14. ### AlternatedCurrent Thread Starter New Member

Oct 1, 2018
6
0
not exactly... the load is 600 ohms, like I said in the example (= high impedance headphone)

15. ### Audioguru Expert

Dec 20, 2007
10,896
1,245
You posted your schematic on another website which might be why it failed on your first post. It shows on your last post but is missing an output coupling capacitor and is missing all parts values.

On this forum site we attach schematics HERE, not somewhere else. See "Upload a file" at the bottom of making a post.

16. ### TANDBERGEREN Active Member

Jan 20, 2014
90
5
Many designs in Audio is very spesific in terms of what Hfe the transistors used have.
Look at the LIA-amplifier design, for instance.
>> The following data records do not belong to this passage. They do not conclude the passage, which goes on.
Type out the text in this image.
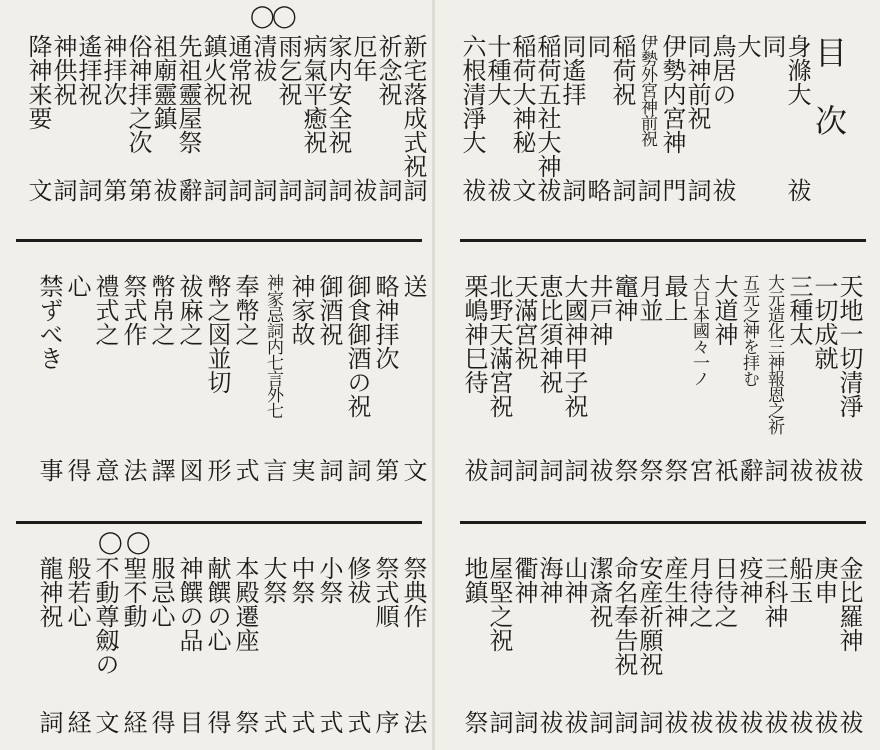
目次
身滌大
祓
同
大
鳥居の
祓
同神前祝
詞
伊勢内宮神
門
伊勢外宮神前祝
詞
稲荷祝
詞
同
略
同遙拝
詞
稲荷五社大神
祓
稲荷大神秘
文
十種大
祓
六根清淨大
祓
新宅落成式祝
詞
祈念祝
詞
厄年
祓
家内安全祝
詞
病氣平癒祝
詞
雨乞祝
詞
清祓
詞
通常祝
詞
鎮火祝
詞
先祖靈屋祭
辭
祖廟靈鎮
祓
俗神拝之次
第
神拝次
第
遙拝祝
詞
神供祝
詞
降神来要
文
天地一切清淨
祓
一切成就
祓
三種太
祓
大元造化三神報恩之祈
詞
五元之神を拝む
辭
大道神
祇
大日本國々一ノ
宮
最上
祭
月並
祭
竈神
祭
井戸神
祓
大國神甲子祝
詞
恵比須神祝
詞
天滿宮祝
詞
北野天滿宮祝
詞
栗嶋神巳待
祓
送
文
略神拝次
第
御食御酒の祝
詞
御酒祝
詞
神家故
実
神家忌詞内七言外七
言
奉幣之
式
幣之図並切
形
祓麻之
図
幣帛之
譯
祭式作
法
禮式之
意
心
得
禁ずべき
事
金比羅神
祓
庚申
祓
船玉
祓
三科神
祓
疫神
祓
日待之
祓
月待之
祓
産生神
祓
安産祈願祝
詞
命名奉告祝
詞
潔斎祝
詞
山神
祓
海神
祓
衢神
詞
屋堅之祝
詞
地鎮
祭
祭典作
法
祭式順
序
修祓
式
小祭
式
中祭
式
大祭
式
本殿遷座
祭
献饌の心
得
神饌の品
目
服忌心
得
聖不動
経
不動尊劔の
文
般若心
経
龍神祝
詞
◯
◯
◯ ◯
There You will get in trouble trying to put in "just any transistor" regarding to Hfe.
Also in many other designs we consider the transistors Hfe closely, and on purpose selects sortings as "A", "B" or "C" for the actual design.

AlternatedCurrent is pointing at the fact that he is learning, and I think You should treat him accordingly.

hobbyist likes this.
17. ### Audioguru Expert

Dec 20, 2007
10,896
1,245
Well, hFE is DC current gain. A transistor like a 2N2222A at 8mA has an hFE from 100 to 310. A very simple circuit designed for this transistor with a measured hFE value of 225 will be cutoff is the hFE is only 100 and will be saturated if the hFE is 300, then your circuit will not work. Make it work by using DC negative feedback. The emitter resistor provides AC and DC negative feedback but maybe not enough. Calculate the Q-point when the hFE is 100 and 300.